Il Collegio dei Sindaci, previsto per decisione assembleare od obblighi di legge, è composto da 3 (tre) membri effettivi; dura in carica per tre esercizi sociali e i suoi membri sono nominati dall’assemblea degli associati e possono essere rieletti. Il Revisore dei Conti viene anch’esso nominato dall’assemblea, dura in carica per tre esercizi sociali, è rieleggibile è un organo monocratico. Sia l Collegio dei Sindaci che al revisore dei conti è affidato il controllo della contabilità, della gestione amministrativa e del rendiconto economico-finanziario. Sia i sindaci che il revisore devono vigilare affinché la gestione amministrativa, contabile, patrimoniale e finanziaria dell’Associazione sia correttamente impostata al fine del raggiungimento degli scopi istituzionali. Sia i sindaci che il revisore dei conti devono riunirsi periodicamente per controllare la regolarità delle scritture contabili e debbono presenziare all’approvazione del bilancio d’esercizio e del rendiconto finanziario. Attualmente è in carica un revisore dei conti nella persona del Dott. Calanchi Massimo

Art. 13. Rendiconto economico-finanziario

Gli esercizi sociali dell’Associazione si aprono il primo gennaio e si chiudono il 31 dicembre di ogni anno. Entro quattro mesi dalla chiusura dell’esercizio e qualora esigenze straordinarie lo richiedessero entro sei mesi, il Consiglio Direttivo provvede alla redazione del bilancio dell’Associazione e del rendiconto finanziario consuntivo corredato da una breve relazione illustrativa. Da tali documenti deve risultare, in modo chiaro e corretto, la situazione patrimoniale, economica e finanziaria dell’Associazione.

Art. 14. Divieto di distribuzione di utili

È fatto espresso divieto di distribuire, anche in modo indiretto, utili o avanzi di gestione, nonché fondi, riserve o capitale durante la vita dell’Associazione, salvo che la destinazione o la distribuzione non siano imposte dalla legge.

Art. 15. Intrasmissibilità della quota o contributo associativo

La quota o contributo associativo è intrasmissibile.

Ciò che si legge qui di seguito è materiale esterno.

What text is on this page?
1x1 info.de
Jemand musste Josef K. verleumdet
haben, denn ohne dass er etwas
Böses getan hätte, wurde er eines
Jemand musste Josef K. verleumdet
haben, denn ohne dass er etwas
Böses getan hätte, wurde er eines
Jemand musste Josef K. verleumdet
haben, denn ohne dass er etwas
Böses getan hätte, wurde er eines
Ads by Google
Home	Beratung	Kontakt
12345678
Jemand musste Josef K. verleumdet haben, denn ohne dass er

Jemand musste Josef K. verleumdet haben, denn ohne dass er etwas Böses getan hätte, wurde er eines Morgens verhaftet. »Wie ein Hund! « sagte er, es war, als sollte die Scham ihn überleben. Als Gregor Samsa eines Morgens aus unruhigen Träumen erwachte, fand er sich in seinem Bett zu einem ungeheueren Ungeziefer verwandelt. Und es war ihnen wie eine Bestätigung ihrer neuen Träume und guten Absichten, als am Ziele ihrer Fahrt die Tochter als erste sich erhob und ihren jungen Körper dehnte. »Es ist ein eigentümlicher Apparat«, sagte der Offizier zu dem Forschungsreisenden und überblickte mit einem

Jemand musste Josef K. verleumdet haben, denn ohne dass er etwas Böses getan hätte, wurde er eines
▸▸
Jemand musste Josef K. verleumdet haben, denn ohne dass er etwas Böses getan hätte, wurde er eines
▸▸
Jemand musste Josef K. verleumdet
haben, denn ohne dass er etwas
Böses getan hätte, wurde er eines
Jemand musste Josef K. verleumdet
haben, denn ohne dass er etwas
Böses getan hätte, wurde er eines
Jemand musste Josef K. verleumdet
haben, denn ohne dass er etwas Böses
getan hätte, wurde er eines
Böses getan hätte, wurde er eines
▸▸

Art. 16. Modifiche allo Statuto

Le proposte di modifica dello Statuto devono essere presentate all’assemblea dal Consiglio Direttivo o da almeno dieci associati. Le relative deliberazioni sono approvate dall’assemblea come previsto dal presente Statuto.

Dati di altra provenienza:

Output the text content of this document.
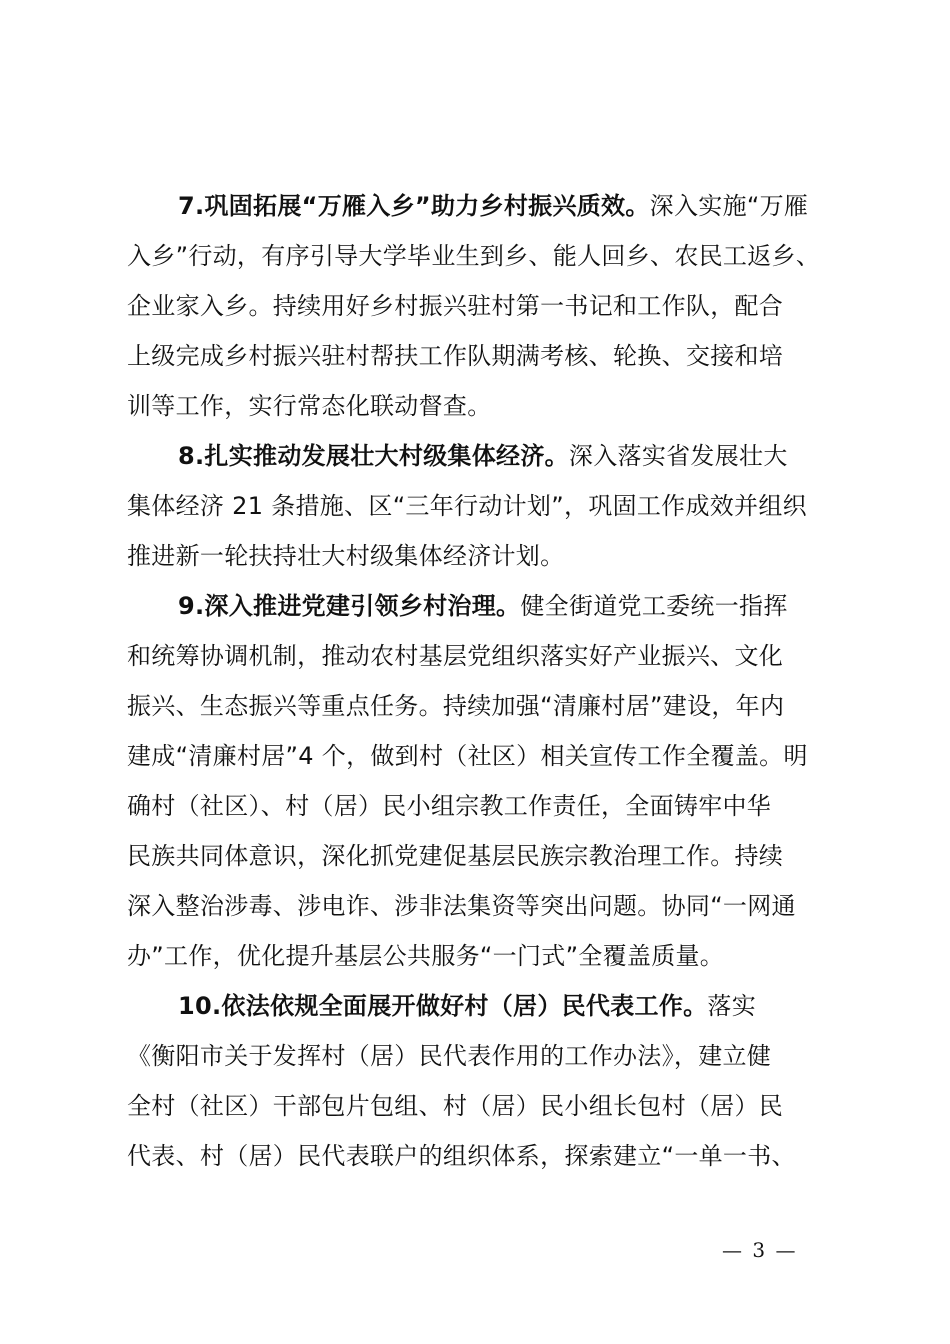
7.巩固拓展“万雁入乡”助力乡村振兴质效。深入实施“万雁
入乡”行动，有序引导大学毕业生到乡、能人回乡、农民工返乡、
企业家入乡。持续用好乡村振兴驻村第一书记和工作队，配合
上级完成乡村振兴驻村帮扶工作队期满考核、轮换、交接和培
训等工作，实行常态化联动督查。
8.扎实推动发展壮大村级集体经济。深入落实省发展壮大
集体经济 21 条措施、区“三年行动计划”，巩固工作成效并组织
推进新一轮扶持壮大村级集体经济计划。
9.深入推进党建引领乡村治理。健全街道党工委统一指挥
和统筹协调机制，推动农村基层党组织落实好产业振兴、文化
振兴、生态振兴等重点任务。持续加强“清廉村居”建设，年内
建成“清廉村居”4 个，做到村（社区）相关宣传工作全覆盖。明
确村（社区）、村（居）民小组宗教工作责任，全面铸牢中华
民族共同体意识，深化抓党建促基层民族宗教治理工作。持续
深入整治涉毒、涉电诈、涉非法集资等突出问题。协同“一网通
办”工作，优化提升基层公共服务“一门式”全覆盖质量。
10.依法依规全面展开做好村（居）民代表工作。落实
《衡阳市关于发挥村（居）民代表作用的工作办法》，建立健
全村（社区）干部包片包组、村（居）民小组长包村（居）民
代表、村（居）民代表联户的组织体系，探索建立“一单一书、
— 3 —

Art. 17. Riconoscimento ai fini sportivi e affiliazione

Le modalità di approvazione dello Statuto, di riconoscimento ai fini sportivi e di affiliazione ad una o più Federazioni sportive nazionali o dell’ente di promozione sportiva sono quelle stabilite dagli appositi Regolamenti, emanati ai sensi dell’art. 17, comma 2, della legge 23 agosto 1988, n. 400, nel rispetto delle disposizioni dell’ordinamento generale e dell’ordinamento sportivo, secondo quanto stabilito dalla legge 27 dicembre 2002, n. 289.

Art. 18. Provvedimenti da adottare in caso di irregolare funzionamento o di gravi irregolarità di gestione

I provvedimenti da adottare in caso di irregolare funzionamento o di gravi irregolarità di gestione o di gravi infrazioni all’ordinamento sportivo sono quelli stabiliti dagli appositi Regolamenti, emanati ai sensi dell’art. 17, comma 2, della legge 23 agosto 1988, n. 400, nel rispetto delle disposizioni dell’ordinamento generale e dell’ordinamento sportivo secondo quanto stabilito dalla legge 27 dicembre 2002, n. 289.

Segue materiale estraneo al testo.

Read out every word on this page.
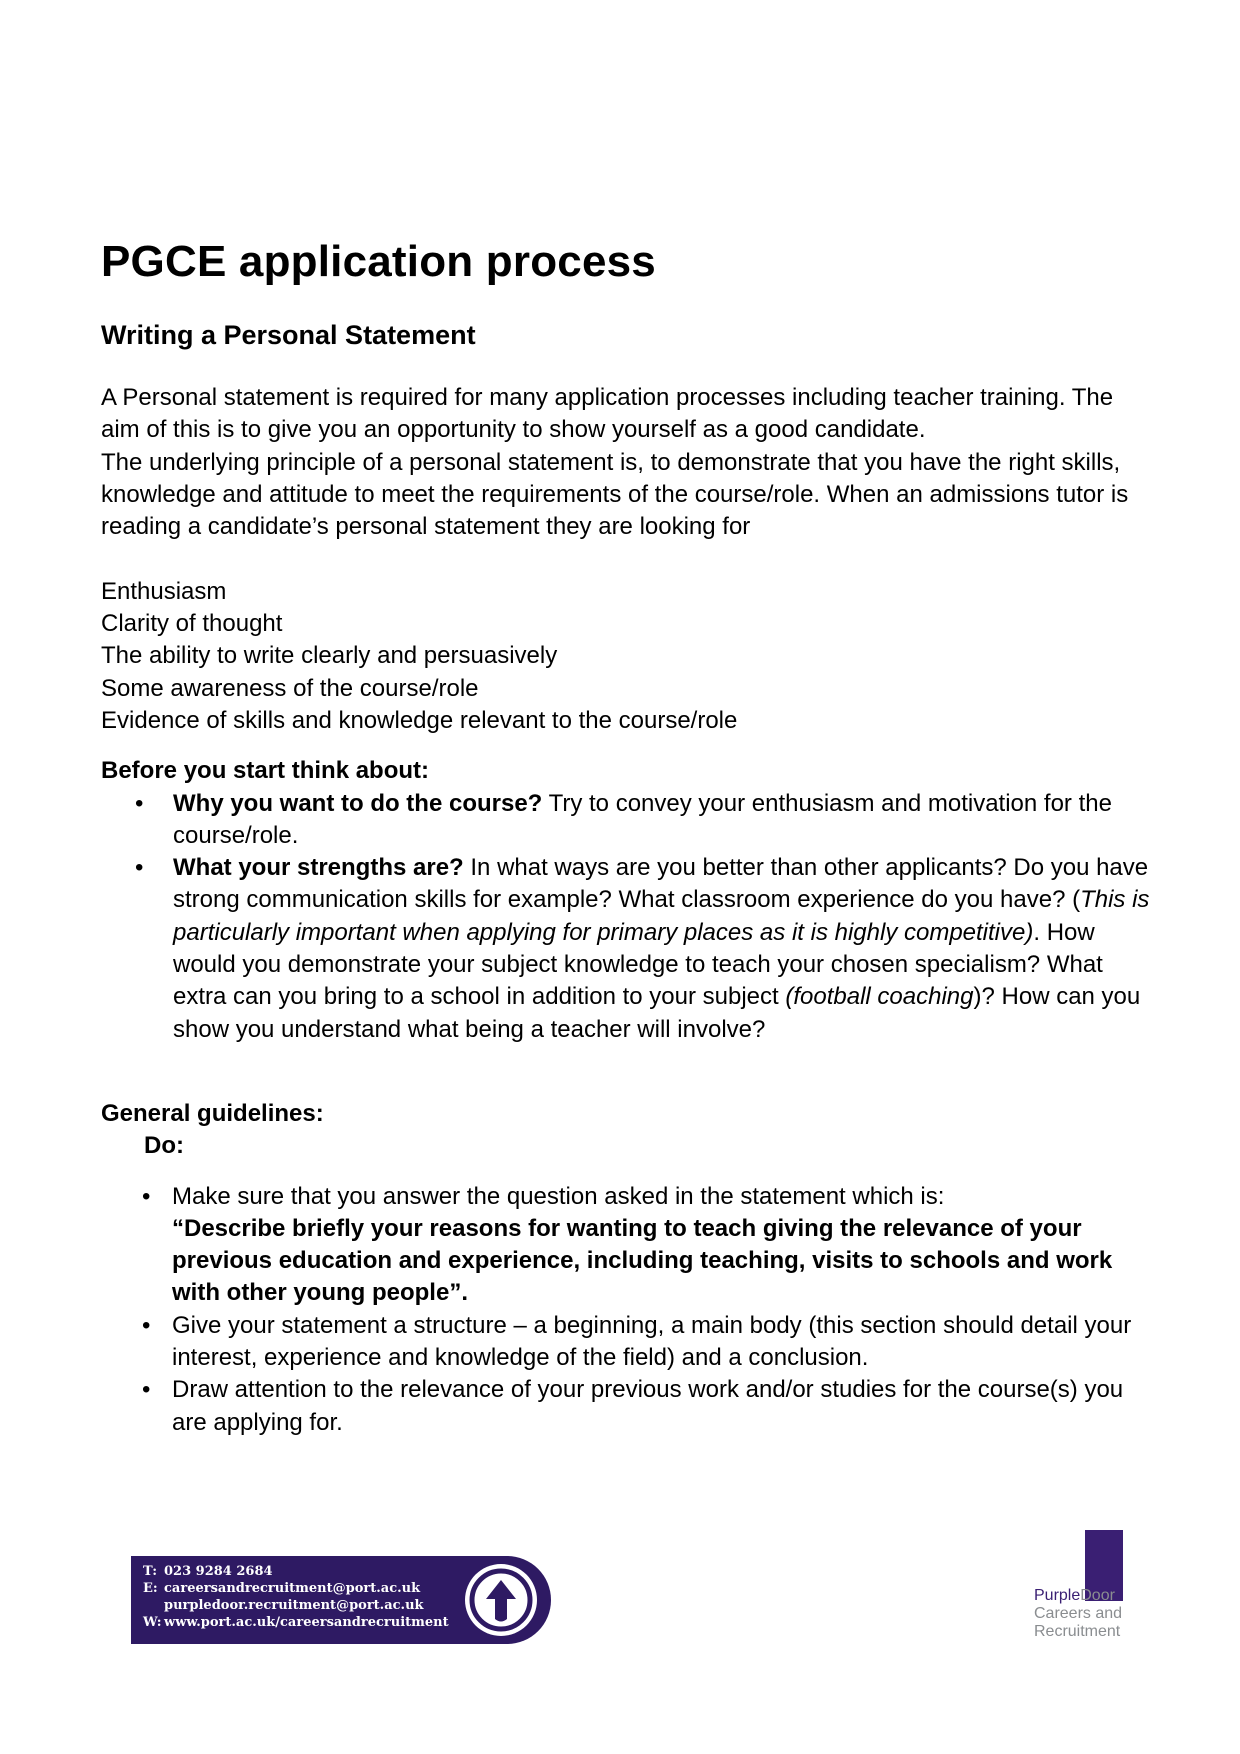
PGCE application process
Writing a Personal Statement

A Personal statement is required for many application processes including teacher training. The aim of this is to give you an opportunity to show yourself as a good candidate.

The underlying principle of a personal statement is, to demonstrate that you have the right skills, knowledge and attitude to meet the requirements of the course/role. When an admissions tutor is reading a candidate’s personal statement they are looking for

Enthusiasm

Clarity of thought

The ability to write clearly and persuasively

Some awareness of the course/role

Evidence of skills and knowledge relevant to the course/role

Before you start think about:

• Why you want to do the course? Try to convey your enthusiasm and motivation for the course/role.
• What your strengths are? In what ways are you better than other applicants? Do you have strong communication skills for example? What classroom experience do you have? (This is particularly important when applying for primary places as it is highly competitive). How would you demonstrate your subject knowledge to teach your chosen specialism? What extra can you bring to a school in addition to your subject (football coaching)? How can you show you understand what being a teacher will involve?

General guidelines:

Do:

• Make sure that you answer the question asked in the statement which is:
“Describe briefly your reasons for wanting to teach giving the relevance of your previous education and experience, including teaching, visits to schools and work with other young people”.
• Give your statement a structure – a beginning, a main body (this section should detail your interest, experience and knowledge of the field) and a conclusion.
• Draw attention to the relevance of your previous work and/or studies for the course(s) you are applying for.
T: 023 9284 2684
E: careersandrecruitment@port.ac.uk
purpledoor.recruitment@port.ac.uk
W: www.port.ac.uk/careersandrecruitment
PurpleDoor
Careers and
Recruitment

Art. 19. Scioglimento dell’Associazione

Lo scioglimento dell’Associazione è deliberato dall’assemblea con il voto favorevole di almeno tre quarti degli associati. In caso di scioglimento, il patrimonio è devoluto a fini sportivi, nel rispetto della normativa vigente.

Art. 20. Norme di rinvio e completezza dello Statuto

Per quanto non indicato nel presente Statuto, si fa riferimento al codice civile ed alle leggi vigenti; saranno applicate le disposizioni vigenti in materia di associazioni sportive dilettantistiche ed, in mancanza di queste ultime specifiche norme, le disposizioni in materia di associazioni non lucrative, nonché le norme e direttive del Coni e della Federazione Italiana Golf, le quali si intendono accettate e vincolanti all’atto della relativa affiliazione od iscrizione nei registri di appartenenza.